I heard about Fireproof Ministries from my brother a little over a month ago and I was completely blown away by the amount of love and help I have received from them. I was thinking I was just going to write a quick email, get a quick response and that would be the end of that but it was not. I sent an email and within minutes received a response wanting to set up a phone call to make it more personal. I have weekly contact with FM and it is amazing. It is def a sincere, genuine desire of theirs to reach out an help other who are where they may have been. Its so nice to know that when I am down about life or struggling with situations, I always have FM to turn to for support, advise, prayer or whatever I may need at the moment. They have truly been a blessing to me and have helped me start to get my life back...it will be a long road but I know that they will be there to help me each step of the way, i couldnt ask for more!
For as long as I remember I felt I was different from other males. I was reminded of myself as a baby; I was anemic and colloquy, I cried a lot and was a bother. I don’t recall ever being told that I was a blessing. I remember my Mom once commenting that “Satan uses children” in their parents lives. Also that words can hurt more than any physical act of aggression. My dad was an engineer and he worked a lot, got home, had dinner and that was that. I don’t recall that he never really expressed any words of encouragement although I am sure he must have. We went to church because it was what we were supposed to do. We were workers. We had no family devotions. both my mom and dad were extremely well read and I can recall my dad reading a lot. He knew his doctrine. There was a kind of fatalistic approach to things: God would do what He would do. He would save whom He would save. End of story. It was our job to obey Him and trust Him with the results.

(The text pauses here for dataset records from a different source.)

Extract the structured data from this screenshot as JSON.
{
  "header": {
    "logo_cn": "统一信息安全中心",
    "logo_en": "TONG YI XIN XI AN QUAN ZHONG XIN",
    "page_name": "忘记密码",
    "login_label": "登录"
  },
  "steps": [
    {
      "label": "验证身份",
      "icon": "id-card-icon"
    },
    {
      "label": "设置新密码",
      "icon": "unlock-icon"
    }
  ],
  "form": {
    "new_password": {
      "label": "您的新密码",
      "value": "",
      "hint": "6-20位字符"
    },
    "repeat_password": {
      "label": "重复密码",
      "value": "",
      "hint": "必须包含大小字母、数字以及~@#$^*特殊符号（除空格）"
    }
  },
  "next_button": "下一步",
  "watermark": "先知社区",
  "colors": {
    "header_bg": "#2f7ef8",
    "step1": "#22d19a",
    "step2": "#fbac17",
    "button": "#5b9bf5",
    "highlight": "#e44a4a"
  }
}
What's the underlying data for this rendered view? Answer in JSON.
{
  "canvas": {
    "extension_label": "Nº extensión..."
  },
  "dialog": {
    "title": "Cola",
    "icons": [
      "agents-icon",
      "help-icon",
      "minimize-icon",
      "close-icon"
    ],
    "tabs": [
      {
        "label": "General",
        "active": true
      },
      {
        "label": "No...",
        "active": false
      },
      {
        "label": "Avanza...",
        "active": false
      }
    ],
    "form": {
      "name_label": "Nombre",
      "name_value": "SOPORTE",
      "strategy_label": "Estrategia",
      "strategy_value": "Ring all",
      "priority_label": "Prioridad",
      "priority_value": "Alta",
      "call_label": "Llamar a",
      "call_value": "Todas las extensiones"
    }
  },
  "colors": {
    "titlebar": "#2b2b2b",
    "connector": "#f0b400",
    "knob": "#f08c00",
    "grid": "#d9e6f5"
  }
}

I went to grade school just up the road form our house and my brother and I walked to school each day. School was rather joyless. Also I found out, later, that I was dyslexic and in the 50’s it was not fully understood. I was regarded as “retarded” by some of the teachers which my parents HIGHLY objected to as they felt I was smart just not applying myself. I became a class clown but I had no real friends. I wanted a boy to be my friend so when I met Paul it was really like a dream come true. Paul was a good athlete, he was rugged and handsome and he was my friend. At least I thought so. It was Paul that taught me about sexual sin. I did not discourage this as Paul was my friend and it was exciting and forbidden. I think I would have done anything to keep him as my friend.

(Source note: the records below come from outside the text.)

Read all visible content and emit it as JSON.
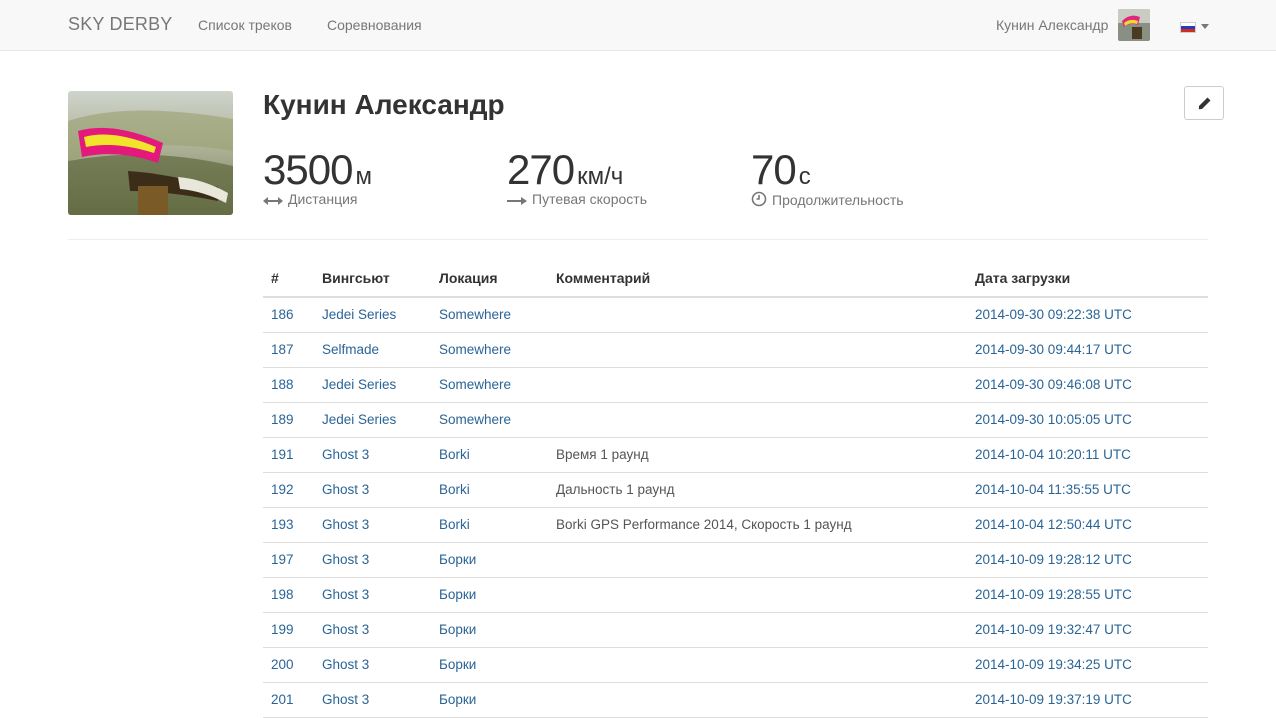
{
  "navbar": {
    "brand": "SKY DERBY",
    "links": [
      "Список треков",
      "Соревнования"
    ],
    "user_name": "Кунин Александр",
    "language_flag": "russian-flag-icon"
  },
  "profile": {
    "name": "Кунин Александр",
    "stats": [
      {
        "value": "3500",
        "unit": "м",
        "label": "Дистанция",
        "icon": "arrows-horizontal-icon"
      },
      {
        "value": "270",
        "unit": "км/ч",
        "label": "Путевая скорость",
        "icon": "arrow-right-icon"
      },
      {
        "value": "70",
        "unit": "с",
        "label": "Продолжительность",
        "icon": "clock-icon"
      }
    ],
    "edit_icon": "pencil-icon"
  },
  "table": {
    "headers": [
      "#",
      "Вингсьют",
      "Локация",
      "Комментарий",
      "Дата загрузки"
    ],
    "rows": [
      {
        "id": "186",
        "suit": "Jedei Series",
        "place": "Somewhere",
        "comment": "",
        "date": "2014-09-30 09:22:38 UTC"
      },
      {
        "id": "187",
        "suit": "Selfmade",
        "place": "Somewhere",
        "comment": "",
        "date": "2014-09-30 09:44:17 UTC"
      },
      {
        "id": "188",
        "suit": "Jedei Series",
        "place": "Somewhere",
        "comment": "",
        "date": "2014-09-30 09:46:08 UTC"
      },
      {
        "id": "189",
        "suit": "Jedei Series",
        "place": "Somewhere",
        "comment": "",
        "date": "2014-09-30 10:05:05 UTC"
      },
      {
        "id": "191",
        "suit": "Ghost 3",
        "place": "Borki",
        "comment": "Время 1 раунд",
        "date": "2014-10-04 10:20:11 UTC"
      },
      {
        "id": "192",
        "suit": "Ghost 3",
        "place": "Borki",
        "comment": "Дальность 1 раунд",
        "date": "2014-10-04 11:35:55 UTC"
      },
      {
        "id": "193",
        "suit": "Ghost 3",
        "place": "Borki",
        "comment": "Borki GPS Performance 2014, Скорость 1 раунд",
        "date": "2014-10-04 12:50:44 UTC"
      },
      {
        "id": "197",
        "suit": "Ghost 3",
        "place": "Борки",
        "comment": "",
        "date": "2014-10-09 19:28:12 UTC"
      },
      {
        "id": "198",
        "suit": "Ghost 3",
        "place": "Борки",
        "comment": "",
        "date": "2014-10-09 19:28:55 UTC"
      },
      {
        "id": "199",
        "suit": "Ghost 3",
        "place": "Борки",
        "comment": "",
        "date": "2014-10-09 19:32:47 UTC"
      },
      {
        "id": "200",
        "suit": "Ghost 3",
        "place": "Борки",
        "comment": "",
        "date": "2014-10-09 19:34:25 UTC"
      },
      {
        "id": "201",
        "suit": "Ghost 3",
        "place": "Борки",
        "comment": "",
        "date": "2014-10-09 19:37:19 UTC"
      }
    ]
  },
  "colors": {
    "link": "#2a6496",
    "navbar_bg": "#f8f8f8",
    "muted_text": "#777777"
  }
}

These events started me on a life course that would not end until I was sixty years old! Years of "working" at my relationship with the Lord, trying to please Him by doing the right thing, then periods of rebellion and embracing my sin, ended when I got involved with Fireproof ministries and the XXX Church study. These paved the way for me to hear God say, "I love you and I will never leave you." When I accepted God as He is NOT as I understood Him, when I came to know that He did love me I was able to accept Him and He touched my life. That happened over five months ago and God is faithful! I finally have come to know that I didn't need victory over my sin I needed deliverance. God did that and He used FM, XXX Church and real caring Christians around me to do it. Mostly He just spoke to me and I finally heard Him. I now am not worried about being accepted by other men because I am accepted by God; I no longer worry over it. God made me the way I am and He has transformed me as well. Many of my attributes that I felt excluded me from the "Man Club" are true across the board for many men. God has allowed me to witness to some of them and that is the greatest of blessings! I have told many that "I am vacation from myself!" And that is a truth that only tears and laughter can really express.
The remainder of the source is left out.